ECB’s Knot Says Tools Are Available to Counter Euro Strength
(Bloomberg) -- The European Central Bank has the necessary tools, including interest-rate cuts, to prevent any further strengthening of the euro undermining inflation, Governing Council member Klaas Knot said.
“That is something we of course monitor very, very carefully,” Knot, who heads the Dutch central bank, said in a Bloomberg TV interview on Wednesday. “It’s one of the factors, not the exclusive factor, but one of the factors we take into account when arriving at our assessment of where inflation is going to go.”
The euro extended its decline after the comments, which highlight persistent concern among policy makers over the exchange rate. The single currency was down 0.3% at $1.2126 at 11:48 a.m. Frankfurt time.
The ECB has agreed to look deeper into whether the euro’s gain versus the dollar since the start of the pandemic is driven by differences in stimulus policies compared with the U.S. Federal Reserve, according to officials familiar with the matter.

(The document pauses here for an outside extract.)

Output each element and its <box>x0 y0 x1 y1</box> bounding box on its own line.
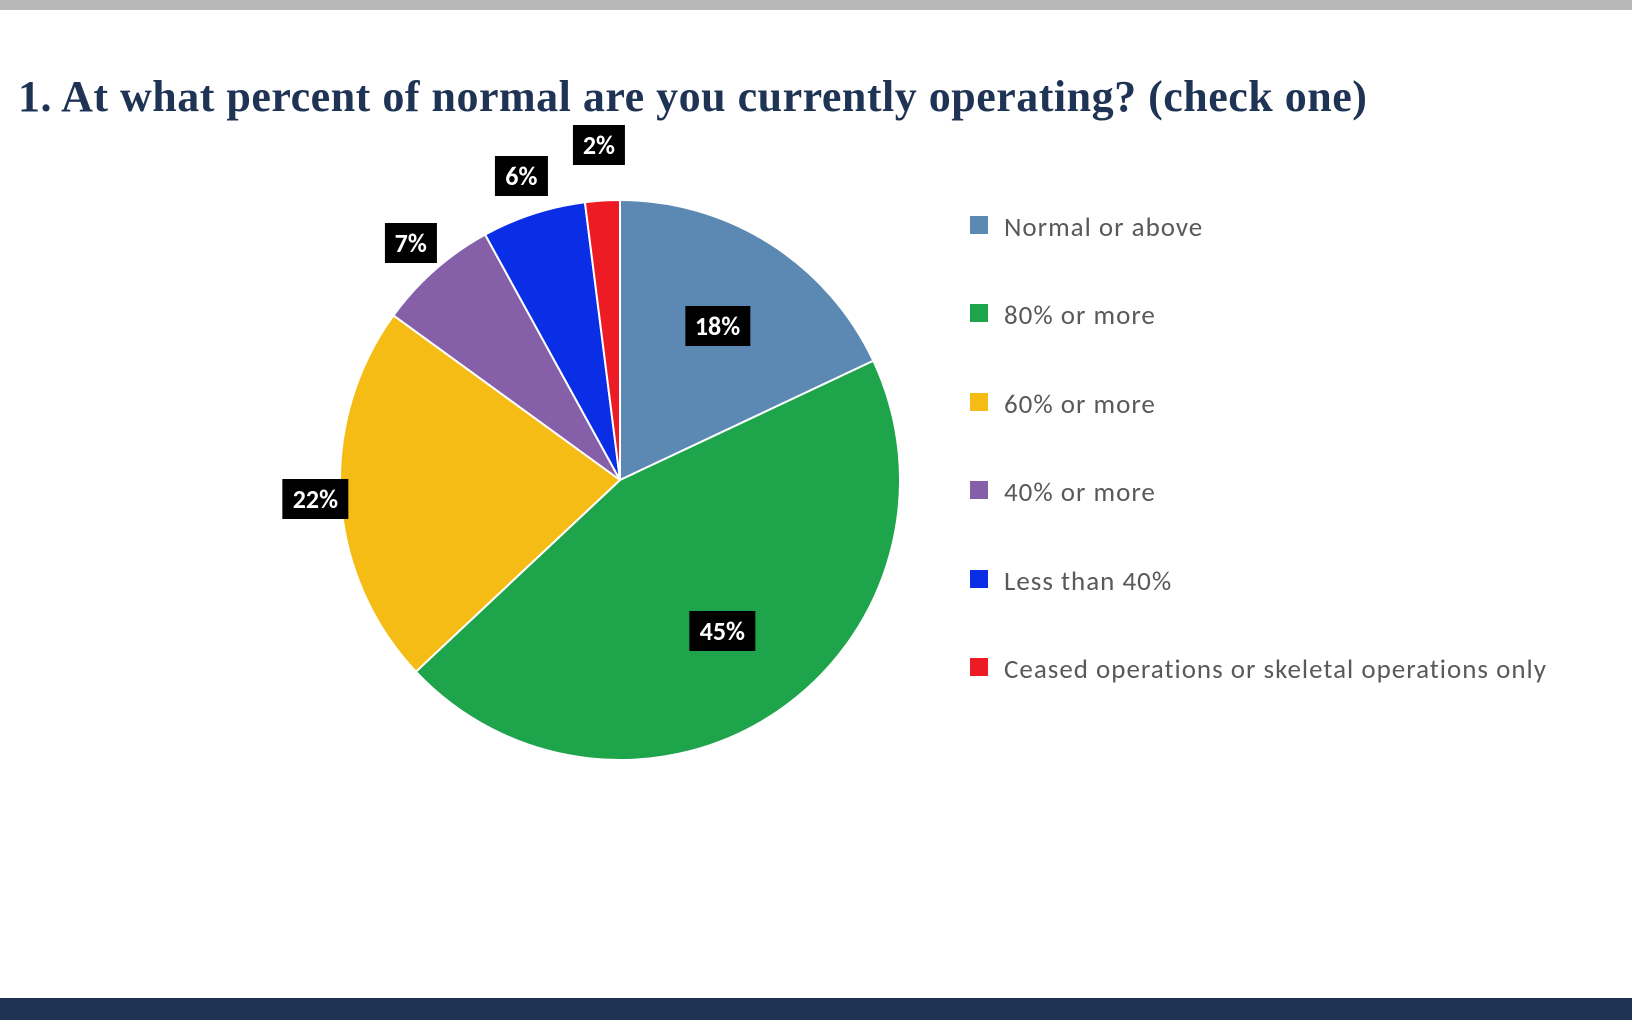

The single currency gained almost 9% against the dollar last year, the biggest annual jump since 2017, and rose by almost 5% in the final two months. That puts pressure on inflation -- which is already below zero -- by cutting import prices. It can also curb economic growth by making exports less competitive.
Knot said the ECB still has the capacity to cut its deposit rate below the current -0.5% should it become necessary to act against euro strength. That rate, one of the world’s lowest, has been on hold right through the crisis.
The ECB’s emergency stimulus during the pandemic relies largely on a 1.85 trillion-euro ($2.25 trillion) bond-buying program and a series of ultra-cheap long-term loans to banks, known as TLTROs.
“We’ve explored the effective lower bound, but we haven’t found it yet,” he said. “There is still room to cut rates, but of course that would also have to be seen in conjunction to our overall monetary stance, which is determined by a multiplicity of tools -- asset purchases, TLTROs, forward guidance -- they all come into play.”
The governor’s assessment of the economy was one of “cautious optimism” where the first half of the year is still dominated by restrictions and mutations of the virus, and optimism takes hold “after the summer” when vaccinations are more widespread.
The European Union is behind the U.K. and the U.S. in terms of the share of the population inoculated, and the European Commission is in a standoff with drugmaker AstraZeneca Plc over supplies of its shot.
The economic outlook “critically depends on the vaccine rollout,” Knot said. “I’m hopeful.”